My friend described to me what it was like to work for someone whose eye missed absolutely nothing connected to the yeshiva, even a burned out light bulb. He would get emails that read, “Reb Reuvan, there were two stains in one of the Shabbos tablecloths.” Reb Gershon had a rule that nothing remain on the yeshiva bulletin board every two days so that the bochurim and avreichim would always feel that there was something fresh to read, and he would take down any notice that had outlived its time.

 

He was driven to ensure that anyone who walked into the yeshiva at any time of the day or night would feel, “This is a place where I want to learn.” One of the tasks Reb Reuvan assigned one of his assistants was to wipe down the counter in the coffee room every hour so that Reb Gershon would never find the room in disarray.

 

Despite his dedication to his learning, Reb Gershon still managed to be the first one to greet anyone walking into Bircas HaTorah for the first time.
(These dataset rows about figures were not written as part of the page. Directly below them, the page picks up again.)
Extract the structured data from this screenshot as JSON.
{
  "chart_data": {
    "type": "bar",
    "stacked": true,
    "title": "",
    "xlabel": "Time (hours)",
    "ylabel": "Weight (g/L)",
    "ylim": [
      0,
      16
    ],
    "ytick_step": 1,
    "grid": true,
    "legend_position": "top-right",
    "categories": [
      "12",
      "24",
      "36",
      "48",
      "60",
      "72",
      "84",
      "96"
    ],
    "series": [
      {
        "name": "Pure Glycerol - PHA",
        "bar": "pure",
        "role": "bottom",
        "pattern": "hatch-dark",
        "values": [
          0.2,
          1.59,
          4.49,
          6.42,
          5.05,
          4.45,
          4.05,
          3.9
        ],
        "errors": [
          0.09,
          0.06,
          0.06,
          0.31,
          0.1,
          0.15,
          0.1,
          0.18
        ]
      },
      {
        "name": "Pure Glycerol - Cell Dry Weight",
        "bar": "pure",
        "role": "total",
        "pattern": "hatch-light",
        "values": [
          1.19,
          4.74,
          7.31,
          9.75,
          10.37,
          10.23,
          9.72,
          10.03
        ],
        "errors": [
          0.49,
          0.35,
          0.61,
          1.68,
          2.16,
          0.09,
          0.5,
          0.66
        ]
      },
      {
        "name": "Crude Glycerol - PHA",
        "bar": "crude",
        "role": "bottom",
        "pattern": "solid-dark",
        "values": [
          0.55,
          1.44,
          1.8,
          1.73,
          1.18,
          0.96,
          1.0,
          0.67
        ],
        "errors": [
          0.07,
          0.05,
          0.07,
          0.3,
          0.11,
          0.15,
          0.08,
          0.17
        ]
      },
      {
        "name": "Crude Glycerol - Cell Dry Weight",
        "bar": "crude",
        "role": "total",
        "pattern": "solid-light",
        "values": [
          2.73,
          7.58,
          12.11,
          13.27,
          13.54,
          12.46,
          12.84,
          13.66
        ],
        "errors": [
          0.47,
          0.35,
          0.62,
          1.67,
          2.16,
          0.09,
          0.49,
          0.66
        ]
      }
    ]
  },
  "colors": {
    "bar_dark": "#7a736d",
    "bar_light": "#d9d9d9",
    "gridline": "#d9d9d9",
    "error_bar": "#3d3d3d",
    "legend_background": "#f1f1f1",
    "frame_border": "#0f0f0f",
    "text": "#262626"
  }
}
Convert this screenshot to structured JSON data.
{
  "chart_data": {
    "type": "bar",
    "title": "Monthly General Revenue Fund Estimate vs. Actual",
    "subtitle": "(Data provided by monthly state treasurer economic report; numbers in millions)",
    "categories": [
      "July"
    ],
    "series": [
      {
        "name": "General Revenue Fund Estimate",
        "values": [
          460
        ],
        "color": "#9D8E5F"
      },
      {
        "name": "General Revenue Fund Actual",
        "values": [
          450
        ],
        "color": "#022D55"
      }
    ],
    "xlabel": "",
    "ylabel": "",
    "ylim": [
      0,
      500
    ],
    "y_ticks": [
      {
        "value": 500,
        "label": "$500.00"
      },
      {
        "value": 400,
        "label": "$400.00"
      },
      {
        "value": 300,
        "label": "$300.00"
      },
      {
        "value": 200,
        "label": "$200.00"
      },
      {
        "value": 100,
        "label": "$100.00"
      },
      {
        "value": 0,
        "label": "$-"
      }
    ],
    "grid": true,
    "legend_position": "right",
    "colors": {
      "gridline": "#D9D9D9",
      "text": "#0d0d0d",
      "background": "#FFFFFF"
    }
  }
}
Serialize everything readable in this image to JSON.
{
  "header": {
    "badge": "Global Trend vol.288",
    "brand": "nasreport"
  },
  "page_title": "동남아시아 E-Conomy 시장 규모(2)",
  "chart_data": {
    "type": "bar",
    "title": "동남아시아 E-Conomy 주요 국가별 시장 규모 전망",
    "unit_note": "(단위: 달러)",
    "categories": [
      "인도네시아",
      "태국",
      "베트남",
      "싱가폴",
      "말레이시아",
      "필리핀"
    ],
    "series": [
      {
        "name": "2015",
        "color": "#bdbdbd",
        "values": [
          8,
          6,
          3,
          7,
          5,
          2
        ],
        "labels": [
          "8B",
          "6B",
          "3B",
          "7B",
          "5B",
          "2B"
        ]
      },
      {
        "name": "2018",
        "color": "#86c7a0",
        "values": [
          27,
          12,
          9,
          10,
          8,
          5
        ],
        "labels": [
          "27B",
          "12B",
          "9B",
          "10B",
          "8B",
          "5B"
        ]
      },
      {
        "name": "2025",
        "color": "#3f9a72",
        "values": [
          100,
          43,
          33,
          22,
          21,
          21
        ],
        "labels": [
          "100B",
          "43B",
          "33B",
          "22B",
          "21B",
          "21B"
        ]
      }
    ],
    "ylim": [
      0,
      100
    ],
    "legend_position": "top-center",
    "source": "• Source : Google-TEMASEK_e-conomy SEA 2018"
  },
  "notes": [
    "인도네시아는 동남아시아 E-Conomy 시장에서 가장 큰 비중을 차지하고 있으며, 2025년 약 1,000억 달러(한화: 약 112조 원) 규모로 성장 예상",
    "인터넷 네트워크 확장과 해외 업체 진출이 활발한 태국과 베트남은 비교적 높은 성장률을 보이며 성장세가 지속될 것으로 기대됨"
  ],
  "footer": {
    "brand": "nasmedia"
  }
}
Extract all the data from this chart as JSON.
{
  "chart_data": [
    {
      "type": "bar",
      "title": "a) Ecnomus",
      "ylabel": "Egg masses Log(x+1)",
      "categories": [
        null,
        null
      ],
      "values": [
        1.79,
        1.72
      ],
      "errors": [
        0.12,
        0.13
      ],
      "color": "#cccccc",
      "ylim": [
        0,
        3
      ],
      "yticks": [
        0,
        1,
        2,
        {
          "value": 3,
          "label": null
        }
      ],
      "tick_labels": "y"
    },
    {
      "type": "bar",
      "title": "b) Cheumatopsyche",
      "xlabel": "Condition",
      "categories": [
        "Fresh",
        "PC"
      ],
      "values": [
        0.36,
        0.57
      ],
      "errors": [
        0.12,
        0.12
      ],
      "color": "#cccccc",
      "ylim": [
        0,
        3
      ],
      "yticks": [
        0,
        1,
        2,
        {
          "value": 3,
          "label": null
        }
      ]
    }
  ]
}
The memory of his “warmth, sincerity, and humility” was one of the keys to his success in fundraising for the yeshiva. One old friend in the yeshiva wrote, after Reb Gershon’s petirah, how all those feelings of his warmth flooded over him every time he saw Reb Gershon’s name – Gershon Binyamin Burd – whether it was on a mass email or a personal note.

 

A few weeks ago, Rabbi Tagger asked Reb Gershon to accompany him to Toronto on a trip to develop new friends for the yeshiva. He felt that he lacked the ease with people for the job. Reb Gershon replied, “I’m more than happy to do anything the rosh yeshiva wants – period,” though he added that as a personal matter he would prefer not to be away from his learning and family, and offered his opinion that as the leader of a tzibbur, the rosh yeshiva would be zocheh to a special siyata diShmaya and that his love of Torah would have a bigger impact than anything that Reb Gershon could add.

 

Rebbetzin Batya Burd (who administers the popular website www.WesternWallPrayers.org, arranging for avreichim to daven for someone forty straight days at the Kosel) was told by the doctors that Reb Gershon had died during the fifteen minutes under water and had somehow been revivified. She asked Rabbi Tagger to tell the mourners that the forty hours during which Reb Gershon battled to be able to spend more time with his precious wife and children, more time bent over his beloved Gemara, and more time developing Yeshivas Bircas HaTorah were not wasted. All their prayers, all the kabbolos made on his behalf by Jews, were preparing a lichtige greeting for him in Gan Eden and unifying Jews around the world at the same time.

 

May Reb Gershon’s memory be an example and a mechayev to all of us of how much a Jew committed to growth and willing to think seriously about how to do so can achieve in a relatively few years, even starting in his mid-twenties.